In disposing of this motion the trial judge stated that, if the provision was to be understood as giving him a discretion with respect to the imposition of the additional penalty and not a mere discretion as to the duration of the additional penalty when imposed, he wished to be understood as exercising said discretion in the imposition of the additional penalty which he had imposed, in view of the dangerous antecedents of the offender. But his Honor further stated that he was of the opinion that the discretion which is confided to the court in the provision quoted has reference to the duration of the additional penalty and not to the point of the imposition of the additional penalty. In this connection he observed that the history of the legislation with respect to habitual criminals in the Philippine Islands shows an intention on the part of the Legislature to make the path of the habitual offender constantly harder, in conformity with the tendency of legislation in other countries: whereas, if the law should be interpreted as giving to the courts a discretionary power to refrain from imposing any additional penalty at all, the situation with respect to habitual delinquents would be ameliorated and not made more severe.

Other considerations in support of the view entertained by the trial judge readily suggest themselves. In the first place, we note that, if the law be interpreted as giving the court complete discretion with respect to the imposition of the additional penalty instead of merely a discretion with reference to the duration of the penalty when imposed, the result be anomalous: for what sense could there be in declaring that the additional penalty in the different situations contemplated shall not be "less" than the period specified when the court is given complete discretion to impose no additional penalty? In the second place the title of the Act itself indicates an intention on the part of the Legislature to establish additional penalties for habitual criminals; and the little would be really misleading if the Act be interpreted as giving the court complete discretion with respect to the imposition of the additional penalty: for it must be remembered that, under Act No. 3062, the imposition of the additional penalties provided in that Act was inexorable in the cases therein defined.

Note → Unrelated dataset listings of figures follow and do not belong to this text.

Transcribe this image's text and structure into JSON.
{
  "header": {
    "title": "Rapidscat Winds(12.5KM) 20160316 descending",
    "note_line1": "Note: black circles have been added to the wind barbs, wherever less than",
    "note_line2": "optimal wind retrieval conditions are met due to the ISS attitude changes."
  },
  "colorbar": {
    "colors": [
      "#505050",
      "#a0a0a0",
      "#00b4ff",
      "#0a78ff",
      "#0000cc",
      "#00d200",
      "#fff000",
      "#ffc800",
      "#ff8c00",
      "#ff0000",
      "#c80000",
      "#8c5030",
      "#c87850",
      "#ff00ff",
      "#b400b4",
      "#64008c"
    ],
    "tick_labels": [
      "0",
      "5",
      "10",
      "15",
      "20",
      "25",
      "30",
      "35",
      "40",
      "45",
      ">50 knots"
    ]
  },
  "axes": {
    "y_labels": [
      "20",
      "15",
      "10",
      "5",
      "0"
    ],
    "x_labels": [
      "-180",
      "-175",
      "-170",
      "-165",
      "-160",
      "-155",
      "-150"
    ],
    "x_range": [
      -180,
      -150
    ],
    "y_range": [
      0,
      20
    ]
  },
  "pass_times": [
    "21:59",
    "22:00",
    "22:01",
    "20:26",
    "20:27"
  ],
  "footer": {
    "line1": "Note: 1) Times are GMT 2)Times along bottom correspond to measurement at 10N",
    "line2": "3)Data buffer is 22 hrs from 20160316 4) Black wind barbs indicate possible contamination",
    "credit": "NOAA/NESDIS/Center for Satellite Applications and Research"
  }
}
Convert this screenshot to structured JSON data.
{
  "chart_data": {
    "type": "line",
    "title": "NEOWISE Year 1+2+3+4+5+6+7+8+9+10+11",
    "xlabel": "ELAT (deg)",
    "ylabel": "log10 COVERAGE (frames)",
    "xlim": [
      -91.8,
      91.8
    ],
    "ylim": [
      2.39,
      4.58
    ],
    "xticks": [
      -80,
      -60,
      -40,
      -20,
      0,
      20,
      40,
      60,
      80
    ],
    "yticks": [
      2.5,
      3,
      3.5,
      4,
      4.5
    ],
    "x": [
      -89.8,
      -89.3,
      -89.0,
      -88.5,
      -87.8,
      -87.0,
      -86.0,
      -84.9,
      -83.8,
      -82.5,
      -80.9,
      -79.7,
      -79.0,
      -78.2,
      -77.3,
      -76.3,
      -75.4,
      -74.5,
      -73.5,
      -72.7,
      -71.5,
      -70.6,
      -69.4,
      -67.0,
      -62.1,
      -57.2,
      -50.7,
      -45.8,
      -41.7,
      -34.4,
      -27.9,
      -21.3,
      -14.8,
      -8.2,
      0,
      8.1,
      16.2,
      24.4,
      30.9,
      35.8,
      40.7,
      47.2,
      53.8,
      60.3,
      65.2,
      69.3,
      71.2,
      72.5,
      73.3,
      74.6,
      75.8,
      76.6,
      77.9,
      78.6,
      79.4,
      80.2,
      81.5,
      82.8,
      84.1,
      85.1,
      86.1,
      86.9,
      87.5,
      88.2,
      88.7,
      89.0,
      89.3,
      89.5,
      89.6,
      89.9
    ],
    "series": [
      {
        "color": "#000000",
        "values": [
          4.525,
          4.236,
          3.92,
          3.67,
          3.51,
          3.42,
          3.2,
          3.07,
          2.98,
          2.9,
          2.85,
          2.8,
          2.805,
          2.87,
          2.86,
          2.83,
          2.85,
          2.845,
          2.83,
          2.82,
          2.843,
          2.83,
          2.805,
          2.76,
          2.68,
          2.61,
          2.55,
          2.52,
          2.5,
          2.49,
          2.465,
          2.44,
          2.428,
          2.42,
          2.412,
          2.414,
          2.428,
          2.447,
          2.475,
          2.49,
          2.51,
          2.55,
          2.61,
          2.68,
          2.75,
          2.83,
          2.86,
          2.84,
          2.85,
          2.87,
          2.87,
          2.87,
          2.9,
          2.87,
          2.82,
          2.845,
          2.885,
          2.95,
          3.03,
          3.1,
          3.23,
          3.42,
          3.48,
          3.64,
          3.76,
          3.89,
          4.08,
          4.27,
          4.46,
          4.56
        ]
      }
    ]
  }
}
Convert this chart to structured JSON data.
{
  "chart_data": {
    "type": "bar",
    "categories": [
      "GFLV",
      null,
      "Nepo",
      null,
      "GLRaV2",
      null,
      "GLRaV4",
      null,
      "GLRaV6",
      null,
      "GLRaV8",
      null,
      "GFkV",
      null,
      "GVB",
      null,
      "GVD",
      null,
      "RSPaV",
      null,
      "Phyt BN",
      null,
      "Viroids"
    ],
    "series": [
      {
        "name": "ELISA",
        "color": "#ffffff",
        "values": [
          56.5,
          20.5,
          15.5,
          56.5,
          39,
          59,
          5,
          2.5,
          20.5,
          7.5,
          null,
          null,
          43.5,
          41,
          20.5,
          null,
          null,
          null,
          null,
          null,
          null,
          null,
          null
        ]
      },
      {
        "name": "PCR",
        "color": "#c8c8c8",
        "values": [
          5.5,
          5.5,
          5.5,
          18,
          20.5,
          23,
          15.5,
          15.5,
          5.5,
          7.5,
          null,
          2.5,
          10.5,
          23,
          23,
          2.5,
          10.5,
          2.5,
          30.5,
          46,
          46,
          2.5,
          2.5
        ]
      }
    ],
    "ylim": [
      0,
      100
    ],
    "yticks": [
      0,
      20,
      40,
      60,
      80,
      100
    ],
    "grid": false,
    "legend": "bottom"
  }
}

It is true that the position of the expression "in the discretion of the court," in the provision now under consideration, would seem to indicate that the discretion therein contemplated should be exercised in determining whether any additional penalty or not should be added; and this inference is more easily deduceable in the English version of the Act, since it is a well known fact in linguistics that the English permits of much less freedom than the Spanish in the matter of the location of qualifying phrases. But the Act in question went through the Legislature in all its stages in Spanish, and the Spanish version must here be give more weight than the English version. It results in our opinion that the trial judge was right in assuming that the imposition of the additional penalty was necessary in the case now before us; and in view of the rigor of the provision to be applied he was undoubtedly justified in imposing the minimum period of imprisonment which the law allowed.

It being understood, therefore, that the principal penalty of four months and one day, arresto mayor, imposed upon the appellant by the trial court, is raised to four years, two months and one day, presidio correccional, with its proper accessories, the judgment will in other respects be affirmed. So ordered, with costs.

Avanceņa, C.J., Johnson, Malcolm, Villamor, Ostrand, Romualdez and Villa-Real, JJ., concur.